"I'll build my castle here. It shall be made of awesome." |
Another important point to make is that your characters, in addition to being fun to listen to, must also be fun to watch, and rarely is a character more fun to watch than when they're embroiled in conflict, and ever the more so if that conflict is representative of your character's greatest fear.
Before you set pen to paper, it's a damn good idea to know what your character fears the most. Screenwriter Blake Snyder called these primal motivations: "survival, hunger, sex, protection of loved ones, or fear of death." What, at its most fundamental level, does your character set out to do?
And ultimately, what does your character fear the most? What stands in his or her way? What conspires to defeat them at every turn? If you're a writer, you have to know the answers to these questions.
A character's reaction to his or her greatest fear is to see their flaw in action.
Examples:
Unsuccessful screenwriter Joe Gillis, in Billy Wilder's Sunset Boulevard, fears a one-way trip back to Dayton, Ohio, where he'd likely spend the rest of his days in obscurity, covering local funerals for the paper. His flaw kicks in when we see how wealth goes to his head, how he pushes away those who love him the most. His desperation to be somebody, his flaw, lead to his actions to pursue success from a questionable source.
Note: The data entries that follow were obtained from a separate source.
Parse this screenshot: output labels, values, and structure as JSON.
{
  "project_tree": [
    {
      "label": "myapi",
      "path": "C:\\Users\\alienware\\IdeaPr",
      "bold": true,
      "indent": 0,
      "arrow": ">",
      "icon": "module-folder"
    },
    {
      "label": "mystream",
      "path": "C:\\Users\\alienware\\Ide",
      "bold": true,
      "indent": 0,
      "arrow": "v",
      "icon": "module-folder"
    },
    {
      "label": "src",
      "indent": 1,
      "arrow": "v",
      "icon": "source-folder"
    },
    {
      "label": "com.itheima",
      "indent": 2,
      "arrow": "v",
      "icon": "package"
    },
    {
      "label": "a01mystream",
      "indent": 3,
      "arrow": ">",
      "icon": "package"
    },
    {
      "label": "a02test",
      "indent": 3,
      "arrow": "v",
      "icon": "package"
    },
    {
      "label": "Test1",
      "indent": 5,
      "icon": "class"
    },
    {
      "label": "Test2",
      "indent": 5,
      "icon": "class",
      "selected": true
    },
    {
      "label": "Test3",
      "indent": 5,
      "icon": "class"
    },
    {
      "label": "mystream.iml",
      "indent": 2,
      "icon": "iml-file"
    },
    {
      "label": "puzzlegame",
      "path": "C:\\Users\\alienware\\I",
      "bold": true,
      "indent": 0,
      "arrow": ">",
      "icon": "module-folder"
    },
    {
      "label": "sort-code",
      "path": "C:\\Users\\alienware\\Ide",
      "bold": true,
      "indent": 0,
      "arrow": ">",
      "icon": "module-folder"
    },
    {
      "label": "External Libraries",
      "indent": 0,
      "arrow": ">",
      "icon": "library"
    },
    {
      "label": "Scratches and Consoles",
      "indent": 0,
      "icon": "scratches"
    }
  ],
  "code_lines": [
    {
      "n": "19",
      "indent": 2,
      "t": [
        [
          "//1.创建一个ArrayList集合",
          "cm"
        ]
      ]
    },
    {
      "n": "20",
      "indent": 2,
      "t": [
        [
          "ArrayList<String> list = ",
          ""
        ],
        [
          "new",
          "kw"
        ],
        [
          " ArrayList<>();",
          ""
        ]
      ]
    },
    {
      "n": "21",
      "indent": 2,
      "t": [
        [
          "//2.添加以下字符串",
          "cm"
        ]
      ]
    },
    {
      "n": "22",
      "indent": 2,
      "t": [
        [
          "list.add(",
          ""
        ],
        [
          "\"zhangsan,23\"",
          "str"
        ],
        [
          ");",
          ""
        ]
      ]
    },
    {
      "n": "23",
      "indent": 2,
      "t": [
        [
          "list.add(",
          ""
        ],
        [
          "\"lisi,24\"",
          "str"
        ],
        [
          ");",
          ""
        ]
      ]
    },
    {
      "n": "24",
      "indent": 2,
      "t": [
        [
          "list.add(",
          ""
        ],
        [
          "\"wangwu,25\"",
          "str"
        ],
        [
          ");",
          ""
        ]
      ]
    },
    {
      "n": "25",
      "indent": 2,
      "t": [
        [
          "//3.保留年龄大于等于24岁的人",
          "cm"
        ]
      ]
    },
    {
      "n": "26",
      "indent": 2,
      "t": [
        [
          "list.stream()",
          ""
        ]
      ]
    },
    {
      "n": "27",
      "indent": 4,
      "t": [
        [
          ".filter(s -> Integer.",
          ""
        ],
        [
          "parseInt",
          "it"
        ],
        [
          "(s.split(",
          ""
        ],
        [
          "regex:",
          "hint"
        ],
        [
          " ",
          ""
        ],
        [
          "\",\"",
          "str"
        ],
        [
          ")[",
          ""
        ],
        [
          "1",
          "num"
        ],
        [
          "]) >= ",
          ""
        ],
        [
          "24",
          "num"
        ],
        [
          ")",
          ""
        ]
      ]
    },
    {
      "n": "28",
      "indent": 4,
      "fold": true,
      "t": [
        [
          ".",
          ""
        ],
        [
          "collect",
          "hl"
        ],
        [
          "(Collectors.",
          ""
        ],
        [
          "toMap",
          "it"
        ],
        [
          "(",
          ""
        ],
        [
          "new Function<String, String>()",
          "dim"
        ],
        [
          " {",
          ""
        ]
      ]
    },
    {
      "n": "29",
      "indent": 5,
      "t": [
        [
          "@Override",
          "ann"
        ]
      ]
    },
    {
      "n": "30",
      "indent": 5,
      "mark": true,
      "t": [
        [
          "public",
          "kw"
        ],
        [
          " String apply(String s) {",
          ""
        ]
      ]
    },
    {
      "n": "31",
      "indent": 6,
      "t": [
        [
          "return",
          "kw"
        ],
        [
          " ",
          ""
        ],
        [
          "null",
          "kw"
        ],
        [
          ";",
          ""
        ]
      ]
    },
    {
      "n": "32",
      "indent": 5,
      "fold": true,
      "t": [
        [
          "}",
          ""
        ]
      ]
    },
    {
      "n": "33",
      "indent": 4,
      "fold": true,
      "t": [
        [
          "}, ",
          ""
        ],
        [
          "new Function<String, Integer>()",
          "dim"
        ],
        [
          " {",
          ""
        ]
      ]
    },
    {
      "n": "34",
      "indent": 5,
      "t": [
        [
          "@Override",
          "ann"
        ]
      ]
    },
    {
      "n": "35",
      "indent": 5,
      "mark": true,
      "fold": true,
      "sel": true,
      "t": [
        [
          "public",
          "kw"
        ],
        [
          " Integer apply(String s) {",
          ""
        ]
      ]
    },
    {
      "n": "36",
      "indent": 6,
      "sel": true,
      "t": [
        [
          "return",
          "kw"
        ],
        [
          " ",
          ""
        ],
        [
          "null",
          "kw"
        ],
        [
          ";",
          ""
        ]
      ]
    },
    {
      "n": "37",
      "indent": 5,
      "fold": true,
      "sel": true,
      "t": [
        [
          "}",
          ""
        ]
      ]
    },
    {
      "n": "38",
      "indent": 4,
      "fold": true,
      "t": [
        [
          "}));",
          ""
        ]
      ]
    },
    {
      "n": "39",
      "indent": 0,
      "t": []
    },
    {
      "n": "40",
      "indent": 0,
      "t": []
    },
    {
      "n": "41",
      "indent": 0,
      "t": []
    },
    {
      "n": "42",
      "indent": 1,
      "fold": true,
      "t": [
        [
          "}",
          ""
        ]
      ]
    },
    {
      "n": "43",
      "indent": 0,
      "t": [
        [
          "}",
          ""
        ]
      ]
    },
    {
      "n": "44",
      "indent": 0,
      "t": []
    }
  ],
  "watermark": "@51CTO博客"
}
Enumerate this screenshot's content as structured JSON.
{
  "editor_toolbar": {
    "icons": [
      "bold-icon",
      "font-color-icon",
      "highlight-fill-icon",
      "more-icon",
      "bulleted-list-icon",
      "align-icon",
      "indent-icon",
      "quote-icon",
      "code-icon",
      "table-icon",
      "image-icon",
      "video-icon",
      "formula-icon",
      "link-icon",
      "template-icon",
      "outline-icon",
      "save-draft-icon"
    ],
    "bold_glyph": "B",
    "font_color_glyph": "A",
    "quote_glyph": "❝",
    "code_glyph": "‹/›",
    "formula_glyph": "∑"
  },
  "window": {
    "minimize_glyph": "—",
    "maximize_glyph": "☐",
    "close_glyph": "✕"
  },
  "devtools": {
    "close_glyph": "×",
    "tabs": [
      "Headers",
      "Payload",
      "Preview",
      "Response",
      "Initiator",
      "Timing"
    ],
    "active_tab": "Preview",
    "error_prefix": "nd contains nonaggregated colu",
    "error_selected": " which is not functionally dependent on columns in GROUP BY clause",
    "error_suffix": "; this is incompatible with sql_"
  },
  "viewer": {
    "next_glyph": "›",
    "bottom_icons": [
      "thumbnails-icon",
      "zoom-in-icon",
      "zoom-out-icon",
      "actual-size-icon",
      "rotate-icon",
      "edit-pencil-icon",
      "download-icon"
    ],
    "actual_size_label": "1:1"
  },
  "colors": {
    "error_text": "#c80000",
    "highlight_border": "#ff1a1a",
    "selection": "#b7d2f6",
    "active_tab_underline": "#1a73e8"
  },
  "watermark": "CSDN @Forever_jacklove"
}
Headstrong Jedi Anakin Skywalker, in George Lucas's Star Wars saga has plenty of flaws, the greatest of which we see in action as he commits mass murder to prevent his wife's death. His inability to accept that everything dies (foreshadowed rather strongly at the death of his mother) causes his ultimately doomed attempt to save his wife.
In Christopher Nolan's Inception, information thief Dom Cobb fears never seeing his children again, so he takes on the riskiest mission of his career despite his self-doubt, due to the guilt that dogs him over his own wife's death while performing a similar operation. His doubt manifests itself as the film's primary antagonist, the memory of his deceased wife, who appears at the most inconvenient times while he invades the dreams of others.
Silent film actor George Valentin, in Michel Hazanavicius's The Artist, betrays his flaw, excessive pride, after the birth of talking pictures sidelines him. He stubbornly remains locked in a world that he believes should cater to him, as opposed to the way the world actually works. He refuses opportunity after opportunity, and hastens his own downward spiral.
If you underscore your characters' greatest fears, you will generate motivation for the defining actions they go on to perform in your story. If you set up the odds just right, they'll want nothing more than to prove to themselves, the world, and you, that they can do it.